The NSA has for decades been central to the Sunni Muslim-ruled kingdom's efforts to overcome protests by members of the country's Shi'ite Muslim majority.
The king also issued a decree appointing Sheikh Talal bin Mohammed bin Khalifa Al Khalifa as deputy interior minister.
In August, three Bahraini human rights groups accused the Gulf Arab monarchy's NSA of the systematic use of censorship, torture, and sexual violence towards female detainees.
A security official said at the time it would investigate the allegations, but subsequent actions by Bahrain, including threats to take Qatar to the ICC, indicated that they felt the allegations were part of a joint conspiracy from Qatar and Iran.

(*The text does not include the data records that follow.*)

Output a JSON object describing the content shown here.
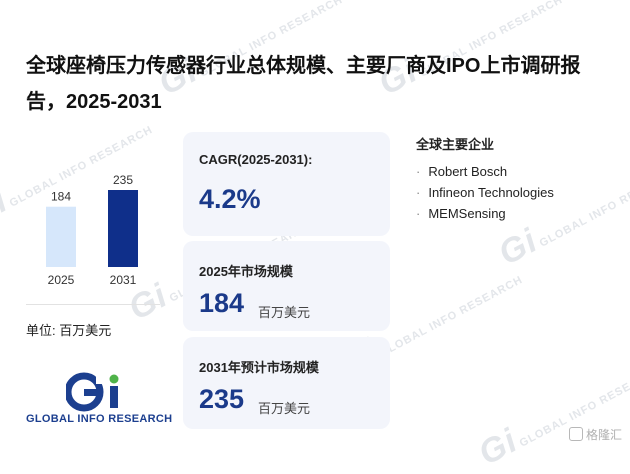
{
  "title": "全球座椅压力传感器行业总体规模、主要厂商及IPO上市调研报告，2025-2031",
  "chart_data": {
    "type": "bar",
    "categories": [
      "2025",
      "2031"
    ],
    "values": [
      184,
      235
    ],
    "ylim": [
      0,
      235
    ],
    "colors": [
      "#d6e7fb",
      "#0f2f8a"
    ],
    "grid": false
  },
  "unit_label": "单位: 百万美元",
  "cards": {
    "cagr": {
      "label": "CAGR(2025-2031):",
      "value": "4.2%"
    },
    "size_2025": {
      "label": "2025年市场规模",
      "value": "184",
      "unit": "百万美元"
    },
    "size_2031": {
      "label": "2031年预计市场规模",
      "value": "235",
      "unit": "百万美元"
    }
  },
  "companies": {
    "title": "全球主要企业",
    "items": [
      "Robert Bosch",
      "Infineon Technologies",
      "MEMSensing"
    ]
  },
  "logo": {
    "text": "GLOBAL INFO RESEARCH",
    "icon": "gi-logo-icon"
  },
  "watermark": {
    "text": "GLOBAL INFO RESEARCH"
  },
  "corner_mark": {
    "text": "格隆汇",
    "icon": "glh-logo-icon"
  },
  "accent_color": "#1b3a8a"
}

In 2011, Bahrain put down an uprising by pro-democracy activists, many of them Shi'ites. The monarchy believes the opposition seeks to overthrow it by force and accuses Iran of aiding in deadly militant attacks on security forces. But the opposition believes that such claims have been consistently used as an excuse to prevent the legitimate demands to reform the country from coming into fruition.
Home to the U.S. Fifth Fleet, Bahrain denies opposition claims that it marginalises Shi'ites economically and in government representation.